Elyon restait silencieux.

— On a du travail, nota Julie. Quand les perturbations dues à l'impact de Salma se seront atténuées, on pourra installer une première base sur la Lune. Pour la construire il suffira de recycler la station 226. Ensuite, il faudra travailler sur l'atmosphère et le réchauffement, commencer l'exploitation du régolithe... Enfin, il y aura des commissions pour voir tout ça, j'imagine. Combien de temps nous reste-t-il avant que la vague de l'impact nous atteigne ? demanda-t-elle, soudain préoccupée.

— Une trentaine d'heures, répondit Elyon, le regard toujours fixé sur la Terre.

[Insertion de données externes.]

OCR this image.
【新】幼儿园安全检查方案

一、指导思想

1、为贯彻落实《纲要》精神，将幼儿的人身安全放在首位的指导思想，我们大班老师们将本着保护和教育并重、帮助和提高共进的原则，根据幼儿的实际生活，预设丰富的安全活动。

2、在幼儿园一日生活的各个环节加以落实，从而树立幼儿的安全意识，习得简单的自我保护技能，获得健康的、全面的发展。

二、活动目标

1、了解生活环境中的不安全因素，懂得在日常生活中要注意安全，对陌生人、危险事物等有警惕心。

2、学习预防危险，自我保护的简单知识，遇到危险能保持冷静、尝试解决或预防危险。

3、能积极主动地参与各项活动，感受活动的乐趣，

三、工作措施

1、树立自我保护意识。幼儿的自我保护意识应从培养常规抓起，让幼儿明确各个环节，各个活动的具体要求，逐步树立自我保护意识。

— Tu as failli nous tuer avec tes excentricités, reprit Julie en le regardant. Décrocher au dernier moment, saisir de justesse la poignée gravitationnelle de la Lune pour en faire cinquante fois le tour le temps de décélérer, avant de s'écraser lamentablement... N'importe quoi !

— Un impact le plus fort possible assurait un meilleur encastrement du bloc de glace à la surface.

— Oui, d'accord, mais quand même... Bon, si on appelait les stations ? Avoir survécu à l'effondrement climatique de la Terre pour finir ensevelis dans un tremblement de Lune, ce serait dommage.

Elyon rit puis configura sa radio. Quand le signal fut établi il lança :

— Coucou ! Vous m'entendez ? heu... voilà, on a terminé de sauver l'humanité. C'est sympa ici mais il va falloir quelques décénies de travail avant que ça soit habitable. Et, heu, notre module s'est écrasé. Est-ce que vous pourriez venir nous chercher ? On est dans la Mare Crisium, sur la crète de Cléomède. On va vous envoyer les coordonnées. Il faudrait faire vite, la stabilité millénaire du lieu a été perturbée par un phénomène extrême qui risque de s'amplifier durant les heures à venir.